Outre le fait que si je t'envoyais un email tu ne répondrais pas avant un mois, au moins ai-je ainsi l'assurance - comme tu le fais si bien remarquer à Ska - que tu me réponds non pour ce que je suis mais pour ce que je dis.

Les règles du jeu on juste un peu changé : maintenant il faut être clair, concis et efficace. Tout le contraire de l'échange de courriers avec toi ! Il faut saisir l'occasion, la bonne entrée dans to blog qui nous permettra de dire ce qui nous tient à coeur et en finir avant qu'elle ne quitte la première page. Quand nous étions enfants nous jouions à des jeux d'enfant. Maintenant nos jeux sont juste plus compliqués, plus cruels aussi.

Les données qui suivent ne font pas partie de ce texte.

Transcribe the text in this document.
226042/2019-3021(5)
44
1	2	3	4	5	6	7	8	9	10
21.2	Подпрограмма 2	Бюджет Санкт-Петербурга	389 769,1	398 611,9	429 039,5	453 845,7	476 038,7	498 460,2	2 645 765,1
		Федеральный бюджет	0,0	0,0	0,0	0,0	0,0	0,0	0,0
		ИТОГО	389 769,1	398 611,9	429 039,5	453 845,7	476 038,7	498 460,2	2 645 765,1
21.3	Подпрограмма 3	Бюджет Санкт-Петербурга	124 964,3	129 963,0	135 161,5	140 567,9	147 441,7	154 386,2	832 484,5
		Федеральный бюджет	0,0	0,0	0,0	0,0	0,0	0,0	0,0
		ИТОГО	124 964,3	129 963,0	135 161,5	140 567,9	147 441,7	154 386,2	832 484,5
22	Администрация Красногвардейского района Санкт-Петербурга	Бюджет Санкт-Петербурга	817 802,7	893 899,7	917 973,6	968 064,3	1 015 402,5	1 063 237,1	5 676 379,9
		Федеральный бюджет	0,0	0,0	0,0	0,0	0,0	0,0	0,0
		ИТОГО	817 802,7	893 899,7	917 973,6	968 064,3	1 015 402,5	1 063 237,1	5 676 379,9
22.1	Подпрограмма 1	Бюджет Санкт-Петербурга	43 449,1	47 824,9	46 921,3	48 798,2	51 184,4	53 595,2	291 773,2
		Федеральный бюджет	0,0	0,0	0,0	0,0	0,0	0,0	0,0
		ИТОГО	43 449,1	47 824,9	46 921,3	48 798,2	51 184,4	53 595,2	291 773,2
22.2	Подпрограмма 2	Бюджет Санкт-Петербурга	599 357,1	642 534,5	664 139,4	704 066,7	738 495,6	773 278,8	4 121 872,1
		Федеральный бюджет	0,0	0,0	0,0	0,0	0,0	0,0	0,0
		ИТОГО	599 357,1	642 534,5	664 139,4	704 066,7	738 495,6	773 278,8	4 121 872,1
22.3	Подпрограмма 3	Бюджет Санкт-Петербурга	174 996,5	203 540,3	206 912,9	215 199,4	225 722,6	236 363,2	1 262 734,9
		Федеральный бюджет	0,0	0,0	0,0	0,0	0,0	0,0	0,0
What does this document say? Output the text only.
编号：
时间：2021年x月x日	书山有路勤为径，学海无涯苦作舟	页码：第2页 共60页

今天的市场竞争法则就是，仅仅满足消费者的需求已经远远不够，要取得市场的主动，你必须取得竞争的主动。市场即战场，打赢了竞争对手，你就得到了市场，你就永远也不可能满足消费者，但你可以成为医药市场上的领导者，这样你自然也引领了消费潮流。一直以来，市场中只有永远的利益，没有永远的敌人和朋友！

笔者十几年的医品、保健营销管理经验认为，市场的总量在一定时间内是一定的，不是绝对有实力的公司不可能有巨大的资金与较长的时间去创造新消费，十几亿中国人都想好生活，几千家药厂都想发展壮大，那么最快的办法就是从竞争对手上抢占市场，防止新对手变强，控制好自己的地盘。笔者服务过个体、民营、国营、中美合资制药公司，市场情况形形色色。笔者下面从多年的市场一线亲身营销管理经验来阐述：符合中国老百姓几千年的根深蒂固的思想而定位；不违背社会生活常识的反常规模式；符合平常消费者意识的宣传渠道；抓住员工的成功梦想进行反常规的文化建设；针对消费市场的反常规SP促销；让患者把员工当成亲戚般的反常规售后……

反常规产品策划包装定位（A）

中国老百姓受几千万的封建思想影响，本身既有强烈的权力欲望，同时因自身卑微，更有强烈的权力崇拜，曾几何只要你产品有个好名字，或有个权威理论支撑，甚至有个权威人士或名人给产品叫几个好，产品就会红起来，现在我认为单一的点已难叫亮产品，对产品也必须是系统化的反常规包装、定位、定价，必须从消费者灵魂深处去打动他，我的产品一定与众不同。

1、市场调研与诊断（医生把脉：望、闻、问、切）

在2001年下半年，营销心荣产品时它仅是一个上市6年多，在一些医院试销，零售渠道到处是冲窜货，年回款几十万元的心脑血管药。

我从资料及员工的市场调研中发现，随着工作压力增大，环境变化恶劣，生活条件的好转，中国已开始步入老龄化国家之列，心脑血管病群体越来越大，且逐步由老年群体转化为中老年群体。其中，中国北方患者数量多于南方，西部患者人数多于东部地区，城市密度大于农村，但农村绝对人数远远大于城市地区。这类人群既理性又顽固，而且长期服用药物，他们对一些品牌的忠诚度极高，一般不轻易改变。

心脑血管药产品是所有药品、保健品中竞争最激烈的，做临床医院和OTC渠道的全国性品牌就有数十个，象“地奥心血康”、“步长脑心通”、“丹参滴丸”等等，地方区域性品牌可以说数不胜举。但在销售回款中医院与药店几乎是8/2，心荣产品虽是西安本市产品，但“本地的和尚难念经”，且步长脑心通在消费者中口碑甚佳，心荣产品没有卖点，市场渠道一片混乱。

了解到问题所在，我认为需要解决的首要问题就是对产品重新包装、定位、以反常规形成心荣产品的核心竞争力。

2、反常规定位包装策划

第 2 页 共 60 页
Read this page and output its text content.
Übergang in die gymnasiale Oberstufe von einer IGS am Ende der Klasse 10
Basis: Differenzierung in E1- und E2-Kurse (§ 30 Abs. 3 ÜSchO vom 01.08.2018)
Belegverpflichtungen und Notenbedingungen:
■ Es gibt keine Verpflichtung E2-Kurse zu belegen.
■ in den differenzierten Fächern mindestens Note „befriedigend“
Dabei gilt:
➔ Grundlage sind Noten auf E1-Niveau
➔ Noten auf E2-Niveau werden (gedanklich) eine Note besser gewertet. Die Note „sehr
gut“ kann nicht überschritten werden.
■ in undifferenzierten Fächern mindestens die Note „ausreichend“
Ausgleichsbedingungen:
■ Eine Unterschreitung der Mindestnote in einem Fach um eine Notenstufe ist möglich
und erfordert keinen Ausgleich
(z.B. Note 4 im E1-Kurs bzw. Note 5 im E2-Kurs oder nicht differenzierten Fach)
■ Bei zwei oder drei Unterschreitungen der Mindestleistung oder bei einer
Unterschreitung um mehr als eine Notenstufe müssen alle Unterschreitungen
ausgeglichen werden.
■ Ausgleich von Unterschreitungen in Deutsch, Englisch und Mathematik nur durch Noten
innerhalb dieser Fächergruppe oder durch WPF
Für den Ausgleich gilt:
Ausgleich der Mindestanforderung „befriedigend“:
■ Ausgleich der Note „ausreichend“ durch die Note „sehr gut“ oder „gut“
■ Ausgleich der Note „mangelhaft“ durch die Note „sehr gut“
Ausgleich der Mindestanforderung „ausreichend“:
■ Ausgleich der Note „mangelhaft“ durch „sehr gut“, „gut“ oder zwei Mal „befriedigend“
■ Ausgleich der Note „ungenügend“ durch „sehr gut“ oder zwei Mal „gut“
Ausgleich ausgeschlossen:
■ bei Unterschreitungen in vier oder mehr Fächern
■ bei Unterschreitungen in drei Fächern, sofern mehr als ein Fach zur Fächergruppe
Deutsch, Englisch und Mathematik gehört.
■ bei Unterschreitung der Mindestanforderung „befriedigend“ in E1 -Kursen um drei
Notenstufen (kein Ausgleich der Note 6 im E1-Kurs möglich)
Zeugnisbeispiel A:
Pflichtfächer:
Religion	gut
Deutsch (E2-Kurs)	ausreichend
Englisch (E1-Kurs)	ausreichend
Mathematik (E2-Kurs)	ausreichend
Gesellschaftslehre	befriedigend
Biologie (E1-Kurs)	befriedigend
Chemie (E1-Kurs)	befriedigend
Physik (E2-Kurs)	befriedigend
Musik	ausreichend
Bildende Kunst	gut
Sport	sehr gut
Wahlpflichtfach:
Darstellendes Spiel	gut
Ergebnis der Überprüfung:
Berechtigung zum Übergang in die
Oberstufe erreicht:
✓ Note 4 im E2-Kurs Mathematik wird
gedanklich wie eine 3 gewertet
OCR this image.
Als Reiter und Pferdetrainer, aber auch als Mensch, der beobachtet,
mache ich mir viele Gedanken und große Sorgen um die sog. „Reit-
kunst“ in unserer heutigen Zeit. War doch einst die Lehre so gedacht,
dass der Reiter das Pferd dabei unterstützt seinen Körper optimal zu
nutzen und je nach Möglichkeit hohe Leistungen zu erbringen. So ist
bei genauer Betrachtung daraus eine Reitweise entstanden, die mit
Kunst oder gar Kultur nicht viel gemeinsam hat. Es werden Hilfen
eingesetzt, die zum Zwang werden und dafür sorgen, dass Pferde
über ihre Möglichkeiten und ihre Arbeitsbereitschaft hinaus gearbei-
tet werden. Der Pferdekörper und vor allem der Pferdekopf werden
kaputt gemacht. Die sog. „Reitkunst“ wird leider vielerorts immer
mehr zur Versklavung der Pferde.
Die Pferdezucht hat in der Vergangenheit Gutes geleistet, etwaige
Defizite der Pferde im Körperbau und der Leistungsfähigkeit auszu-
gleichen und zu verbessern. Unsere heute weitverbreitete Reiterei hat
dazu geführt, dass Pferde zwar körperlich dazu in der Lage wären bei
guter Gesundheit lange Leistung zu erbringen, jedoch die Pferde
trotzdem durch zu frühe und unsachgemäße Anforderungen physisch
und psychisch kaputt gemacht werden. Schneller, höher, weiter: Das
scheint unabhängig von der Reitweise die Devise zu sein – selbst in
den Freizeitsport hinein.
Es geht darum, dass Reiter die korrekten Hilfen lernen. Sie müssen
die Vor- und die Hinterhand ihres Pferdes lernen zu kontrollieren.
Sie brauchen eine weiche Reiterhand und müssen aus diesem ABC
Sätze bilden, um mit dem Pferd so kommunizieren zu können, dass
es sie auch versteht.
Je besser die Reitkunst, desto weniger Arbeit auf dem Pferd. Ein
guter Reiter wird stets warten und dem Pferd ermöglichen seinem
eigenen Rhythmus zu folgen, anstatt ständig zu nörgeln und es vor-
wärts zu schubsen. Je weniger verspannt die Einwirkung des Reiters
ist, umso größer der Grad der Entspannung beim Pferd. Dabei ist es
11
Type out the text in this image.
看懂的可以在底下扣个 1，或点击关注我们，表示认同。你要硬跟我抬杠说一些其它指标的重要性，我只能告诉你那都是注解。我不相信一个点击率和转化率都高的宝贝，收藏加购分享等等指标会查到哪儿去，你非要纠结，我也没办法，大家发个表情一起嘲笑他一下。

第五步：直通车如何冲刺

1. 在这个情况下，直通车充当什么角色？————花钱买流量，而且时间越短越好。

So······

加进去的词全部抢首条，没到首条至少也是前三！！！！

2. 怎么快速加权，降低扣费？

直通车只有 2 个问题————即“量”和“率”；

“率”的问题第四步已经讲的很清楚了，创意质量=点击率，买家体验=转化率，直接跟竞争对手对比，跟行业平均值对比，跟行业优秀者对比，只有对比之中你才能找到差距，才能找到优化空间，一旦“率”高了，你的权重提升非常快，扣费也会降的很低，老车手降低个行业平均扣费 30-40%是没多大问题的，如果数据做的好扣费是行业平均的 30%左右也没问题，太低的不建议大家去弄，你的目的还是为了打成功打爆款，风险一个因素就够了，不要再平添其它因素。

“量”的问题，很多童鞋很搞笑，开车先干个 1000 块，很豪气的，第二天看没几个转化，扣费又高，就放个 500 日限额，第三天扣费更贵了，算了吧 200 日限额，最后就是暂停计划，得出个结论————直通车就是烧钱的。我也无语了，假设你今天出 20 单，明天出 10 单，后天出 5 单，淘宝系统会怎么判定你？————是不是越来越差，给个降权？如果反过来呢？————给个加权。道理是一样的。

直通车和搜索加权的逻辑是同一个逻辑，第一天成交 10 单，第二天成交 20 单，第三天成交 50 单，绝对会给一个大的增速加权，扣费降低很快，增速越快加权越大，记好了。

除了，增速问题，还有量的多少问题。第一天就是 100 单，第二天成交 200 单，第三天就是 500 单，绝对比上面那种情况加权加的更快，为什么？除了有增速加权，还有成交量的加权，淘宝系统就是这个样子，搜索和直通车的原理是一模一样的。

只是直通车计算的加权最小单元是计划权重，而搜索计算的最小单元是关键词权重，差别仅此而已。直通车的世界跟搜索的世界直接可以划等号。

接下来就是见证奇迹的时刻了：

> Mais je ne te demande pas d'abandonner l'anonymat, juste
> de changer de canal, parce que la conversation par le
> système de commentaires de ce blog, ça devient vraiment
> pénible.

oui, plus pénibles aussi…

Sans compter qu'il est toujours intéressant d'apprendre que je sonne simplement, complètement et évidemment faux comme un piano. En somme Ska me dit qu'il ne veut pas jouer avec moi. Les interventions de Phi sont plus complexes, je n'ai pas encore tout compris mais j'y travaille.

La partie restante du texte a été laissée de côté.